Trump, Stargate, DeepSeek: A new, more unpredictable era for AI?
Expert comment
jon.wallace
7 February 2025
As the AI summit in Paris approaches, the US administration is taking a comparatively brakes-off approach on AI regulation. Can the UK and EU forge a leadership role on AI safety?
2025 is already proving a whiplash year for leaps and investments in artificial intelligence. On 19 January, China announced an AI investment fund, viewed as a response to tightened US export controls on chips.
On 21 January, US President Donald Trump announced the Stargate Project, a company that he said would invest an unprecedented $500 billion in developing US AI infrastructure, backed by technology companies OpenAI and Oracle, Japanese bank SoftBank and the Emirati sovereign wealth fund, MGX.
The following week, Chinese DeepSeek’s low-cost, ‘low’-chip and open-source AI model with reasoning capabilities caused market chaos, after it became clear it posed a challenge to a US-based OpenAI rival, o3. Leading chipmaker NVIDIA lost $600 billion of market value when the markets opened on 27 January.
DeepSeek has disrupted assumptions about who gets to develop powerful AI, and reignited doubts about the effectiveness of stringent US chip export controls.
But beyond intensifying competition between the US and China, these events signal a tectonic shift in US tech governance, toward a concentration of private-sector power in technology development and agenda-setting, characterized by division and unpredictability.
This unpredictable new era represents a significant challenge for European policymakers – but there may be limited opportunities to demonstrate leadership, too.
Reversing course
On entering the Oval Office, President Trump torpedoed Biden-era approaches to regulating AI, revoking an executive order on safe and trustworthy AI that had been understood as the blueprint for the US approach to domestic and global risk-based AI governance. Trump also used executive authority to pause the so-called TikTok ban and issued a slew of other executive orders (many of which will be challenged in the courts). Predictability in US tech policy is suddenly at an all-time low.
Meanwhile, Stargate’s scale hints at the growing convergence of national security, infrastructure and Silicon Valley interests. OpenAI’s economic blueprint for American re-industrialization – seemingly a key shaper of Stargate – appears to wield exceptional influence. It calls for classified facilities for evaluating model security as well as new energy resources to cool data centres.
Trump’s announcement of a private company also circumvents legislative hurdles associated with developing a publicly funded project of that scale, particularly given the urgency of ramping up data centre capacity due to rising demand.
Internationally, this emerging order has caused major ripples. While Brussels clarifies new rules on AI and enforces its digital services package, US-based companies will be emboldened by their gilded status, and by Trump administration attacks against Brussels overregulation, such as Vice President Vance’s threats against NATO involvement if Europe doesn’t respect ‘free speech’.
Brief, brittle alliances?
Demands for Big Tech accountability had grown steadily in the past decade, with a wave of regulatory action and many companies publicly reinterpreting their roles in governance beyond technology.
This time last year, more than 20 technology companies pledged to tackle deceptive AI election content like deepfakes. Together, they promised to uphold the integrity of 2024’s elections and work together to improve public trust. The declaration was weak on publicly measurable, collaborative actions. But it painted an optimistic picture of rivals coming together to protect democracy from AI-enabled information threats.
This optimism is now a distant memory, with technology moguls vying for influence in a political order that pledges to dismantle guardrails on the deceptive and unsafe content they committed to tackling.
Onlookers may call this shift a ‘mask-off’ moment; others the natural manifestation of profit-driven opportunism and US fear of losing ground to China. Either way, it adds context to the striking image of technology moguls – some former Democratic Party donors – seated at Trump’s inauguration.
That apparent unity soon proved illusory. Stargate’s launch pointed to an initial buildout alliance including Arm, Microsoft and NVIDIA. Notably absent was Musk, who took to X to strongly criticize Stargate’s financial backing.

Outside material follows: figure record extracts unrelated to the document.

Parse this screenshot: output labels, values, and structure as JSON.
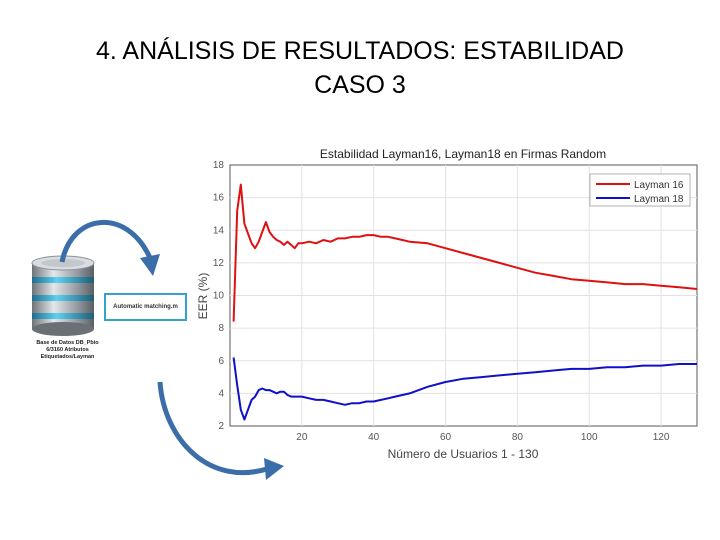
{
  "slide": {
    "title_line1": "4. ANÁLISIS DE RESULTADOS: ESTABILIDAD",
    "title_line2": "CASO 3"
  },
  "diagram": {
    "database_icon": "database-icon",
    "db_caption_line1": "Base de Datos DB_Pbio",
    "db_caption_line2": "6/3160 Atributos",
    "db_caption_line3": "Etiquetados/Layman",
    "matching_label": "Automatic matching.m",
    "arrow_color": "#3b6ea8"
  },
  "chart_data": {
    "type": "line",
    "title": "Estabilidad Layman16, Layman18 en Firmas Random",
    "xlabel": "Número de Usuarios 1 - 130",
    "ylabel": "EER (%)",
    "xlim": [
      0,
      130
    ],
    "ylim": [
      2,
      18
    ],
    "xticks": [
      20,
      40,
      60,
      80,
      100,
      120
    ],
    "yticks": [
      2,
      4,
      6,
      8,
      10,
      12,
      14,
      16,
      18
    ],
    "grid": true,
    "legend_position": "top-right",
    "series": [
      {
        "name": "Layman 16",
        "color": "#e01010",
        "x": [
          1,
          2,
          3,
          4,
          5,
          6,
          7,
          8,
          9,
          10,
          11,
          12,
          13,
          14,
          15,
          16,
          17,
          18,
          19,
          20,
          22,
          24,
          26,
          28,
          30,
          32,
          34,
          36,
          38,
          40,
          42,
          44,
          46,
          48,
          50,
          55,
          60,
          65,
          70,
          75,
          80,
          85,
          90,
          95,
          100,
          105,
          110,
          115,
          120,
          125,
          130
        ],
        "y": [
          8.4,
          15.2,
          16.8,
          14.4,
          13.8,
          13.2,
          12.9,
          13.3,
          13.9,
          14.5,
          13.9,
          13.6,
          13.4,
          13.3,
          13.1,
          13.3,
          13.1,
          12.9,
          13.2,
          13.2,
          13.3,
          13.2,
          13.4,
          13.3,
          13.5,
          13.5,
          13.6,
          13.6,
          13.7,
          13.7,
          13.6,
          13.6,
          13.5,
          13.4,
          13.3,
          13.2,
          12.9,
          12.6,
          12.3,
          12.0,
          11.7,
          11.4,
          11.2,
          11.0,
          10.9,
          10.8,
          10.7,
          10.7,
          10.6,
          10.5,
          10.4
        ]
      },
      {
        "name": "Layman 18",
        "color": "#1010c8",
        "x": [
          1,
          2,
          3,
          4,
          5,
          6,
          7,
          8,
          9,
          10,
          11,
          12,
          13,
          14,
          15,
          16,
          17,
          18,
          19,
          20,
          22,
          24,
          26,
          28,
          30,
          32,
          34,
          36,
          38,
          40,
          42,
          44,
          46,
          48,
          50,
          55,
          60,
          65,
          70,
          75,
          80,
          85,
          90,
          95,
          100,
          105,
          110,
          115,
          120,
          125,
          130
        ],
        "y": [
          6.2,
          4.5,
          3.0,
          2.4,
          3.0,
          3.6,
          3.8,
          4.2,
          4.3,
          4.2,
          4.2,
          4.1,
          4.0,
          4.1,
          4.1,
          3.9,
          3.8,
          3.8,
          3.8,
          3.8,
          3.7,
          3.6,
          3.6,
          3.5,
          3.4,
          3.3,
          3.4,
          3.4,
          3.5,
          3.5,
          3.6,
          3.7,
          3.8,
          3.9,
          4.0,
          4.4,
          4.7,
          4.9,
          5.0,
          5.1,
          5.2,
          5.3,
          5.4,
          5.5,
          5.5,
          5.6,
          5.6,
          5.7,
          5.7,
          5.8,
          5.8
        ]
      }
    ]
  }
}
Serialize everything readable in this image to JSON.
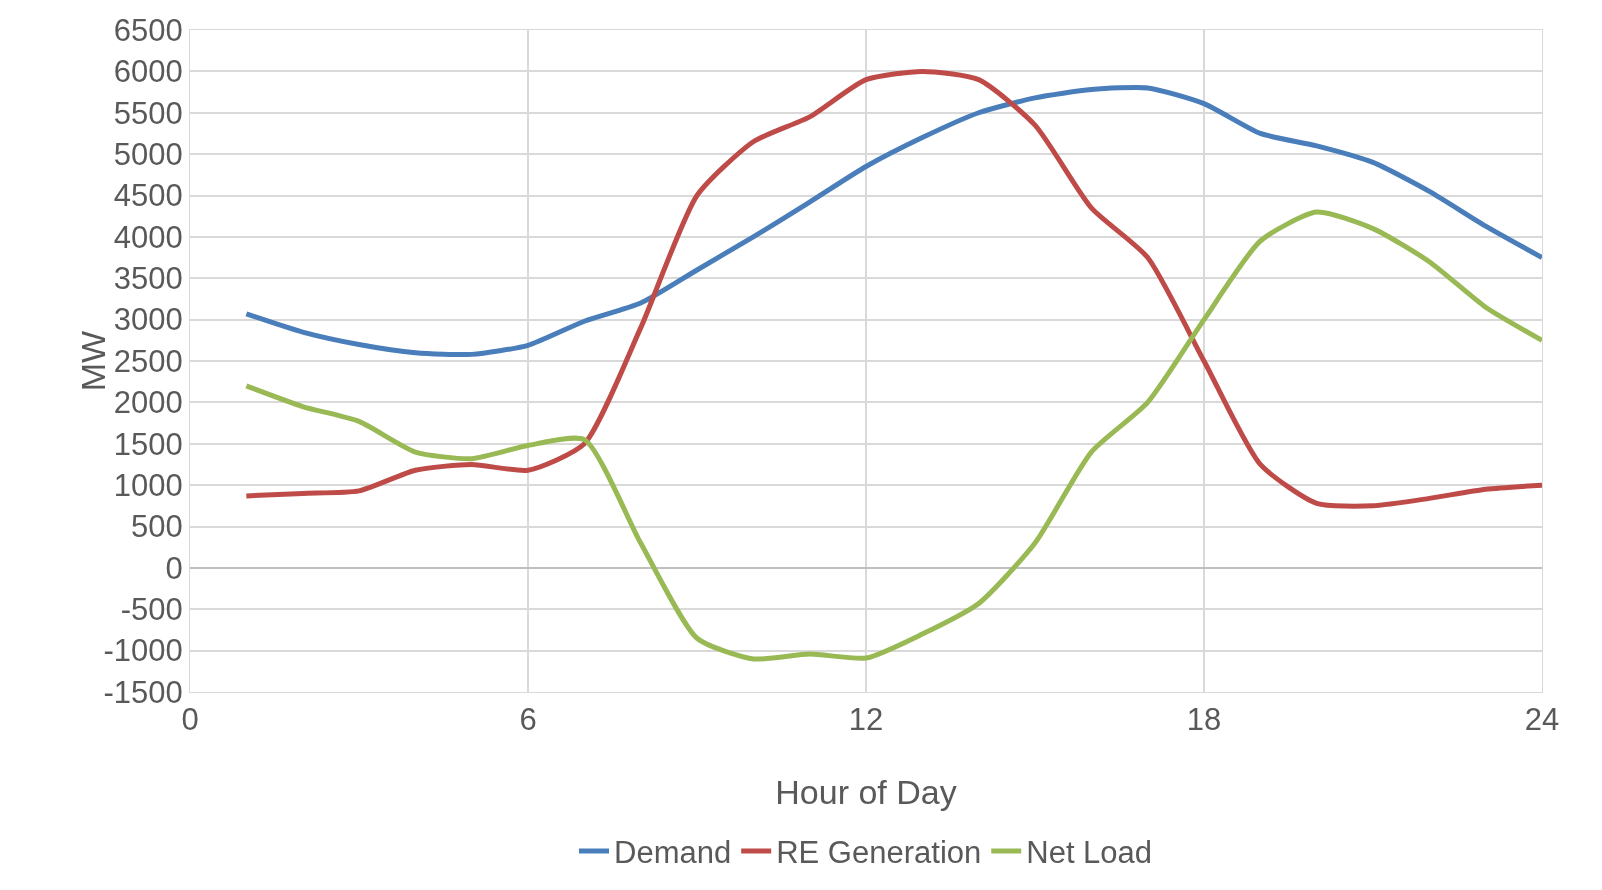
{
  "chart_data": {
    "type": "line",
    "xlabel": "Hour of Day",
    "ylabel": "MW",
    "x": [
      1,
      2,
      3,
      4,
      5,
      6,
      7,
      8,
      9,
      10,
      11,
      12,
      13,
      14,
      15,
      16,
      17,
      18,
      19,
      20,
      21,
      22,
      23,
      24
    ],
    "series": [
      {
        "name": "Demand",
        "color": "#4a7ebb",
        "values": [
          3070,
          2850,
          2700,
          2600,
          2580,
          2690,
          2980,
          3200,
          3600,
          4000,
          4420,
          4850,
          5200,
          5500,
          5680,
          5780,
          5800,
          5610,
          5250,
          5100,
          4900,
          4550,
          4130,
          3750
        ]
      },
      {
        "name": "RE Generation",
        "color": "#be4b48",
        "values": [
          870,
          900,
          930,
          1180,
          1250,
          1180,
          1500,
          2900,
          4500,
          5150,
          5450,
          5900,
          6000,
          5900,
          5350,
          4350,
          3750,
          2500,
          1250,
          780,
          750,
          840,
          950,
          1000
        ]
      },
      {
        "name": "Net Load",
        "color": "#98b954",
        "values": [
          2200,
          1950,
          1770,
          1400,
          1320,
          1480,
          1550,
          300,
          -850,
          -1100,
          -1040,
          -1090,
          -800,
          -430,
          300,
          1400,
          2000,
          3000,
          3950,
          4300,
          4100,
          3700,
          3150,
          2750
        ]
      }
    ],
    "xlim": [
      0,
      24
    ],
    "xticks": [
      0,
      6,
      12,
      18,
      24
    ],
    "ylim": [
      -1500,
      6500
    ],
    "yticks": [
      -1500,
      -1000,
      -500,
      0,
      500,
      1000,
      1500,
      2000,
      2500,
      3000,
      3500,
      4000,
      4500,
      5000,
      5500,
      6000,
      6500
    ],
    "grid": true,
    "legend": "bottom",
    "marker": "none",
    "line_style": "solid"
  }
}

In response, OpenAI’s CEO Sam Altman called for Musk to put US interests above those of his company. Microsoft CEO Satya Nadella noted that ‘all I know is I’m good for my $80 billion.’

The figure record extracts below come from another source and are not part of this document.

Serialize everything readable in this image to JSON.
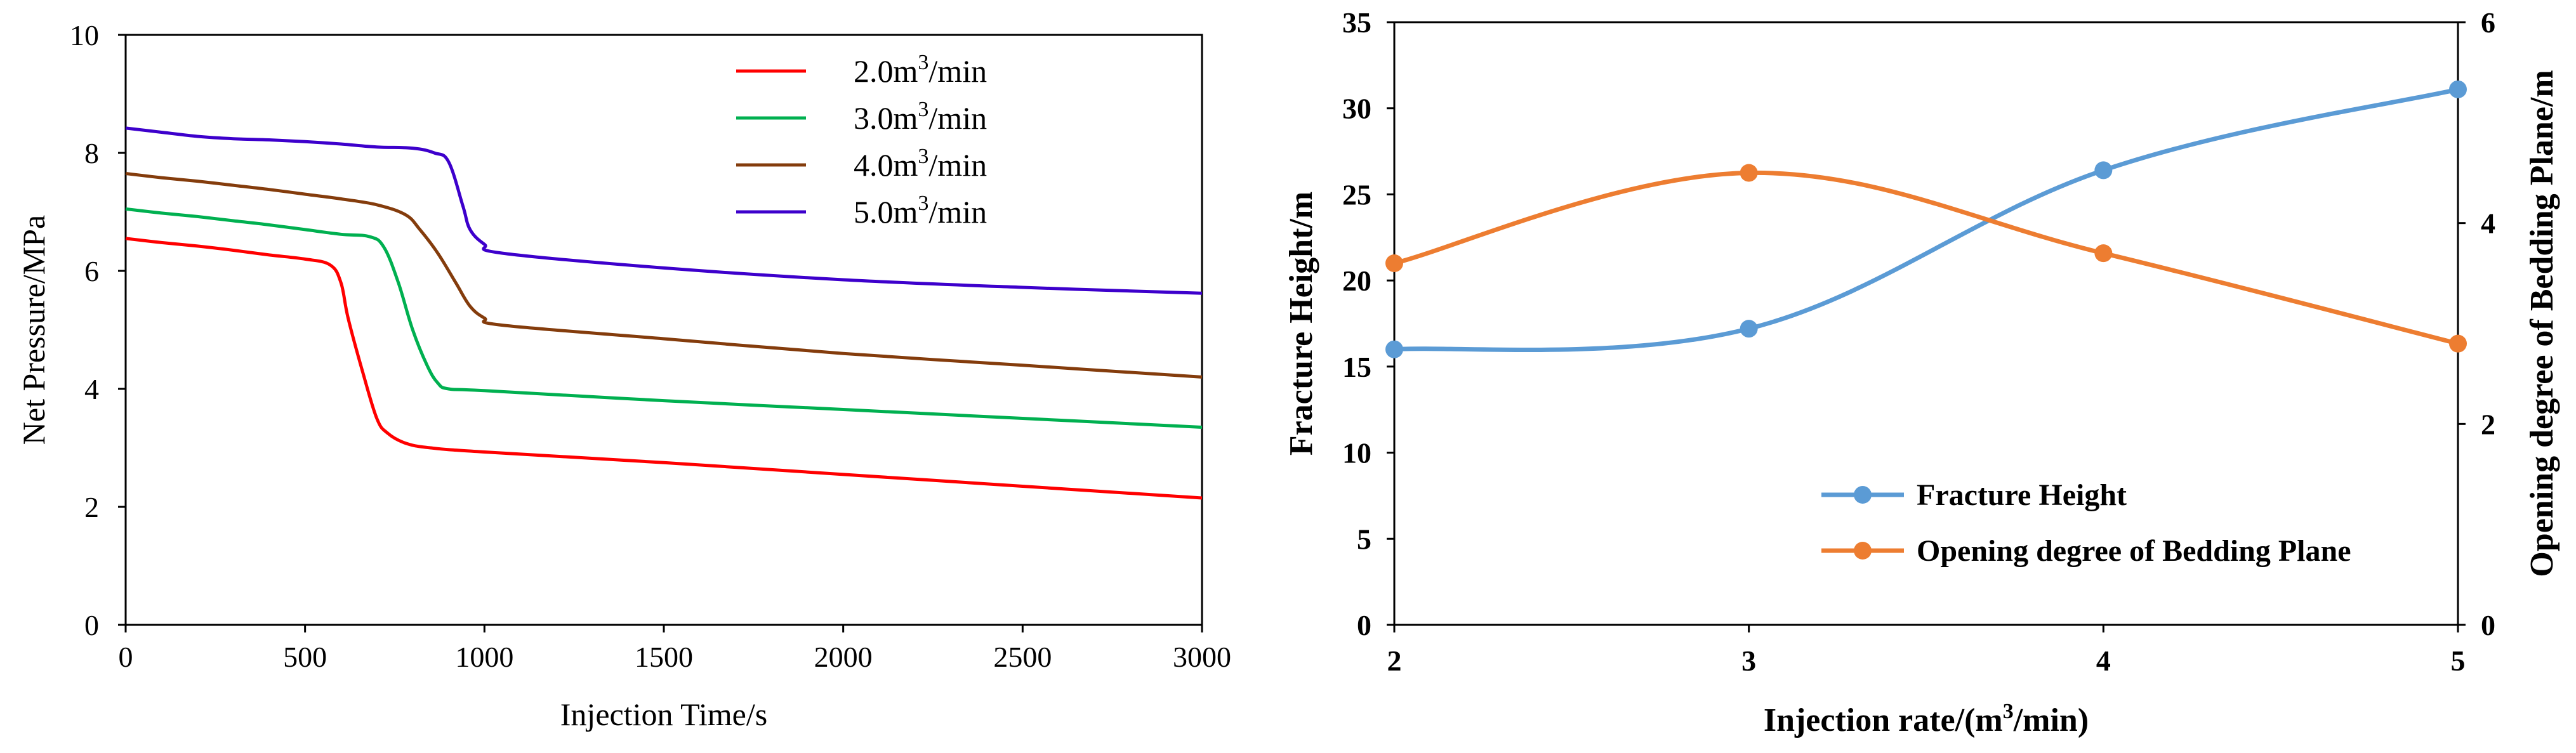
{
  "chart_data": [
    {
      "type": "line",
      "title": "",
      "xlabel": "Injection Time/s",
      "ylabel": "Net Pressure/MPa",
      "xlim": [
        0,
        3000
      ],
      "ylim": [
        0,
        10
      ],
      "x_ticks": [
        0,
        500,
        1000,
        1500,
        2000,
        2500,
        3000
      ],
      "y_ticks": [
        0,
        2,
        4,
        6,
        8,
        10
      ],
      "legend_position": "top-right",
      "series": [
        {
          "name": "2.0m³/min",
          "name_base": "2.0m",
          "name_sup": "3",
          "name_tail": "/min",
          "color": "#ff0000",
          "points": [
            [
              0,
              6.55
            ],
            [
              100,
              6.48
            ],
            [
              200,
              6.42
            ],
            [
              300,
              6.35
            ],
            [
              400,
              6.27
            ],
            [
              500,
              6.2
            ],
            [
              570,
              6.1
            ],
            [
              600,
              5.8
            ],
            [
              620,
              5.2
            ],
            [
              660,
              4.3
            ],
            [
              700,
              3.5
            ],
            [
              730,
              3.25
            ],
            [
              780,
              3.08
            ],
            [
              850,
              3.0
            ],
            [
              1000,
              2.93
            ],
            [
              1500,
              2.75
            ],
            [
              2000,
              2.55
            ],
            [
              2500,
              2.35
            ],
            [
              3000,
              2.15
            ]
          ]
        },
        {
          "name": "3.0m³/min",
          "name_base": "3.0m",
          "name_sup": "3",
          "name_tail": "/min",
          "color": "#00b050",
          "points": [
            [
              0,
              7.05
            ],
            [
              100,
              6.98
            ],
            [
              200,
              6.92
            ],
            [
              300,
              6.85
            ],
            [
              400,
              6.78
            ],
            [
              500,
              6.7
            ],
            [
              600,
              6.62
            ],
            [
              680,
              6.58
            ],
            [
              720,
              6.4
            ],
            [
              760,
              5.8
            ],
            [
              800,
              5.0
            ],
            [
              840,
              4.4
            ],
            [
              870,
              4.1
            ],
            [
              900,
              4.0
            ],
            [
              1000,
              3.97
            ],
            [
              1500,
              3.8
            ],
            [
              2000,
              3.65
            ],
            [
              2500,
              3.5
            ],
            [
              3000,
              3.35
            ]
          ]
        },
        {
          "name": "4.0m³/min",
          "name_base": "4.0m",
          "name_sup": "3",
          "name_tail": "/min",
          "color": "#843c0c",
          "points": [
            [
              0,
              7.65
            ],
            [
              100,
              7.58
            ],
            [
              200,
              7.52
            ],
            [
              300,
              7.45
            ],
            [
              400,
              7.38
            ],
            [
              500,
              7.3
            ],
            [
              600,
              7.22
            ],
            [
              700,
              7.12
            ],
            [
              780,
              6.95
            ],
            [
              820,
              6.7
            ],
            [
              870,
              6.3
            ],
            [
              920,
              5.8
            ],
            [
              960,
              5.4
            ],
            [
              1000,
              5.2
            ],
            [
              1050,
              5.08
            ],
            [
              1500,
              4.85
            ],
            [
              2000,
              4.6
            ],
            [
              2500,
              4.4
            ],
            [
              3000,
              4.2
            ]
          ]
        },
        {
          "name": "5.0m³/min",
          "name_base": "5.0m",
          "name_sup": "3",
          "name_tail": "/min",
          "color": "#3d00cc",
          "points": [
            [
              0,
              8.42
            ],
            [
              100,
              8.35
            ],
            [
              200,
              8.28
            ],
            [
              300,
              8.24
            ],
            [
              400,
              8.22
            ],
            [
              500,
              8.19
            ],
            [
              600,
              8.15
            ],
            [
              700,
              8.1
            ],
            [
              800,
              8.08
            ],
            [
              860,
              8.0
            ],
            [
              900,
              7.85
            ],
            [
              940,
              7.1
            ],
            [
              960,
              6.7
            ],
            [
              1000,
              6.45
            ],
            [
              1050,
              6.3
            ],
            [
              1500,
              6.05
            ],
            [
              2000,
              5.85
            ],
            [
              2500,
              5.72
            ],
            [
              3000,
              5.62
            ]
          ]
        }
      ]
    },
    {
      "type": "line",
      "title": "",
      "xlabel": "Injection rate/(m³/min)",
      "xlabel_base": "Injection rate/(m",
      "xlabel_sup": "3",
      "xlabel_tail": "/min)",
      "ylabel_left": "Fracture Height/m",
      "ylabel_right": "Opening degree of Bedding Plane/m",
      "x": [
        2,
        3,
        4,
        5
      ],
      "x_ticks": [
        2,
        3,
        4,
        5
      ],
      "xlim": [
        2,
        5
      ],
      "ylim_left": [
        0,
        35
      ],
      "y_ticks_left": [
        0,
        5,
        10,
        15,
        20,
        25,
        30,
        35
      ],
      "ylim_right": [
        0,
        6
      ],
      "y_ticks_right": [
        0,
        2,
        4,
        6
      ],
      "legend_position": "bottom-center",
      "series": [
        {
          "name": "Fracture Height",
          "axis": "left",
          "color": "#5b9bd5",
          "values": [
            16.0,
            17.2,
            26.4,
            31.1
          ]
        },
        {
          "name": "Opening degree of Bedding Plane",
          "axis": "right",
          "color": "#ed7d31",
          "values": [
            3.6,
            4.5,
            3.7,
            2.8
          ]
        }
      ]
    }
  ]
}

Such public bickering may prove to be the tip of the iceberg. The policies and investments of some of the world’s biggest technology companies could increasingly be mediated by the moods of rival CEOs. The ‘united front’ presented at the inauguration likely falls short of genuine alliance, instead capturing temporary alignments of interests.
Winning the technology race with China appears to be one of these interests. But DeepSeek’s breakthrough model and its market impact signals China is both snapping at the heels of US competitors and potentially changing the strategic environment in which they operate.
The view from across the pond
For former President Joe Biden’s administration, the UK and EU were generally allies on AI governance. Despite tensions – with long-standing debates about Brussels stifling US companies – they shared risk-based approaches and actively participated in the emerging global governance architecture.